MicroRNA biomarkers and host response pathways in severe pulmonary hemorrhagic syndrome due to leptospirosis: A multi-omics study.

BACKGROUND

Severe pulmonary hemorrhagic syndrome (SPHS) remains a fatal complication of leptospirosis with poorly understood mechanisms and an urgent need for effective biomarkers.

METHODS

A nested case-control analysis was conducted using blood specimens from two previous Thai leptospirosis cohorts. Candidate microRNAs were initially discovered through a global profiling of 798 serum microRNAs in five SPHS and seven non-SPHS patients, and then validated using real-time polymerase chain reactions in 168 patients. Pathways enriched from microRNA targets were compared to those from an integrated transcriptomic-proteomic analysis.

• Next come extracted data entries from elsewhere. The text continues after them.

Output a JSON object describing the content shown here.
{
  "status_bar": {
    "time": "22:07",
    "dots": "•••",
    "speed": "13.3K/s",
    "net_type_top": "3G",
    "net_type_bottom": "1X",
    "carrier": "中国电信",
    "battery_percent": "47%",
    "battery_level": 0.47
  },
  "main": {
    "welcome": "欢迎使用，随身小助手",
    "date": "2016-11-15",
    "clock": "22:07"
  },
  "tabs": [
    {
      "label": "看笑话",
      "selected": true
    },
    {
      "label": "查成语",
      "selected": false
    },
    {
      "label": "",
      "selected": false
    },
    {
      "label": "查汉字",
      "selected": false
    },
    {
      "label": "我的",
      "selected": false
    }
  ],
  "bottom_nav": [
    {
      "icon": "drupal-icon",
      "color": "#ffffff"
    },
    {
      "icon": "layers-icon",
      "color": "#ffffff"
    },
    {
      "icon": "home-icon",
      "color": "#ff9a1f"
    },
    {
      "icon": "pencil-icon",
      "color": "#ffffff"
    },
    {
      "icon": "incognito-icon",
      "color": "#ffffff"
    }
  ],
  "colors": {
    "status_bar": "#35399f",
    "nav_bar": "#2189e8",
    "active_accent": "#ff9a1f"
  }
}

Proteins pertaining to the key resulting pathway were measured to validate significance and reveal correlation with microRNA biomarkers.

RESULTS

Serum microRNA profiling revealed a total of 81 significantly expressed microRNAs, of which seven were selected for further validation in the whole cohort of 168 leptospirosis patients, including 28 in SPHS and 140 nonSPHS groups. Among the selected microRNAs, miR-5010-3p and miR-147b-3p had significantly higher expression in SPHS group compared to nonSPHS group, with consistently higher expression after adjusting for age, sex, days of illness, comorbidity, smoking status or recruitment site. The two had area under the curve (AUC) values of 0.76 (95% CI: 0.67-0.85) and 0.70 (95% CI: 0.56-0.81) for discriminating SPHS, respectively. These microRNAs also exhibited consistent AUC values in patients tested before chest radiograph shadows manifested. Combination of miR-5010-3p with miR-548ai and miR-224-5p, as selected by Bayesian Model Averaging algorithm, substantially boosts the AUC value to 0.86 (95% CI: 0.77-0.94). The miRNA biomarkers also enhanced the predictive values of a previously validated clinical model, increasing AUC value from 0.87 to 0.92 with a significant reclassification net index. Multi-omics pathway analysis incorporating microRNA targets and transcriptomic-proteomic data suggested TNF signaling as among the key pathways. In validation, seven out of ten pathway proteins were significantly different between groups, with principal components correlated with severity and miR-5010-3p.

CONCLUSIONS

MiR-5010-3p and miR-147b-3p are novel biomarkers with good predictability and potential relevance with TNF signaling pathway, an important host response mechanism in leptospirosis SPHS.